O.K., I'm good with the first three, but what is an "intriguer"? Anyone? Anyone? Bueller? Bueller?
Rather than the 1998 Lectionary For Mass use of the term, "intriguer", The 1970 New American Bible translation uses "destroyer of another's rights". The 1946 Revised Standard Version uses "mischief maker". Why the discrepancy?
William Barclay's commentary on the passage explains it:
"A Christian, Peter says, is not to suffer as an allotriepiskopos. The trouble is that there is no other instance of this word in Greek, and Peter may well have invented it. It can have three possible meanings, all of which would be relevant.
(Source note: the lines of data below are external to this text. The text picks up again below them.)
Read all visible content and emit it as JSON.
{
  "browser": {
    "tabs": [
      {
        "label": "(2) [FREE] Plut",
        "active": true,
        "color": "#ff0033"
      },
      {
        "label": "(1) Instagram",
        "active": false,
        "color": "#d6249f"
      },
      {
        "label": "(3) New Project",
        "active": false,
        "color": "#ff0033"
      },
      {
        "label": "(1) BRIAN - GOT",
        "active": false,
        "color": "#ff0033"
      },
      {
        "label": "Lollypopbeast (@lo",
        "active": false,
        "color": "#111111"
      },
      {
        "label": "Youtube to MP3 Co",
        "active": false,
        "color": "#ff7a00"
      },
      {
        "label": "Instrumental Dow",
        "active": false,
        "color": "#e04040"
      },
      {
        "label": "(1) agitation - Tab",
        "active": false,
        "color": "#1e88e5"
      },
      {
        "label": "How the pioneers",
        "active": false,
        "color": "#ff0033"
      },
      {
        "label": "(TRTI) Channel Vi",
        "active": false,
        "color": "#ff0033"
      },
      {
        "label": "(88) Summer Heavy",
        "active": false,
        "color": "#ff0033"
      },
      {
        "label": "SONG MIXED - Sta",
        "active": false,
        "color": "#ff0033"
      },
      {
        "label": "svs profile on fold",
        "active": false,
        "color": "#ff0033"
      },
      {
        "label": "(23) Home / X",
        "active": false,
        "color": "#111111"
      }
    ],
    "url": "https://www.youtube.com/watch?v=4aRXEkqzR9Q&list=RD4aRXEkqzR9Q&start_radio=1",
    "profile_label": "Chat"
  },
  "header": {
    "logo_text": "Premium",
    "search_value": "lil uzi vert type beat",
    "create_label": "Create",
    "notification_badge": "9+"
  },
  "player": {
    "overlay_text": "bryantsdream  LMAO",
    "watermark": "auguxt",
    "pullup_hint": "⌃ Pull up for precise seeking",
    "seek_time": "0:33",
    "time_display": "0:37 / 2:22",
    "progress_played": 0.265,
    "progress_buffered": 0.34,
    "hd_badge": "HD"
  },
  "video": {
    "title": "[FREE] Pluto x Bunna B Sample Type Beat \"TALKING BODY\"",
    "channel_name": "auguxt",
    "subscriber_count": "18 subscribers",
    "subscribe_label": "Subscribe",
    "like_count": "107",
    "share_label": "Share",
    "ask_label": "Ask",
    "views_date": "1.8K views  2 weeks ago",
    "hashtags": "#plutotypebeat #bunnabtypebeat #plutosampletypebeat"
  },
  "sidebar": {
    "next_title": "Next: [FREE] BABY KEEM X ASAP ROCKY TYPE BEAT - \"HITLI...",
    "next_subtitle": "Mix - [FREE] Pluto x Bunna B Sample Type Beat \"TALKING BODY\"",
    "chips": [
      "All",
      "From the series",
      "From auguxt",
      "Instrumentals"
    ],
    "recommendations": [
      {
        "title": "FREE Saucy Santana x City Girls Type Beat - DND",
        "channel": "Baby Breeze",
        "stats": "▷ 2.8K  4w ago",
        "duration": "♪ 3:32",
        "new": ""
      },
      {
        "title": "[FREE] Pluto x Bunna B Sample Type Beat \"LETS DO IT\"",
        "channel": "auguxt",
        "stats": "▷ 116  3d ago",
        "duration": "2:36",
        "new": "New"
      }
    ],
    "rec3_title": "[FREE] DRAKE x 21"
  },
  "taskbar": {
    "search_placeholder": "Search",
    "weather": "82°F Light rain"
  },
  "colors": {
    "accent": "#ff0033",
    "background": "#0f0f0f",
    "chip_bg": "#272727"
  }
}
It comes from two words, allotrios, 'belonging to another' and episkopos, 'looking upon' or 'looking into'. Therefore, it literally means 'looking upon, or into, that which belongs to another.'
- To look upon that which is someone else's might well be to cast covetous eyes upon it. That is how both the Latin Bible and Calvin take this word - to mean that the Christian must not be covetous.
- To look upon that which belongs to another might well mean to be too interested in other people's affairs and to be a meddling busybody. That is by far the most probable meaning. There are Christians who do an infinite deal of harm with misguided interference and criticism. This would mean that the Christian must never be an interfering busybody.
- There is a third possibility. Allotrios means 'that which belong to someone else'; that is to say, 'that which is foreign to oneself.' Along that line 'allotriepiskopos' will mean 'looking upon that which is foreign to oneself.' That would mean, of a Christian, entering upon undertakings which would not befit the Christian life. This would mean that a Christian must never interest himself in things which are alien to the life that a Christian should lead.
While all three meanings are possible, we think that the third is the right one."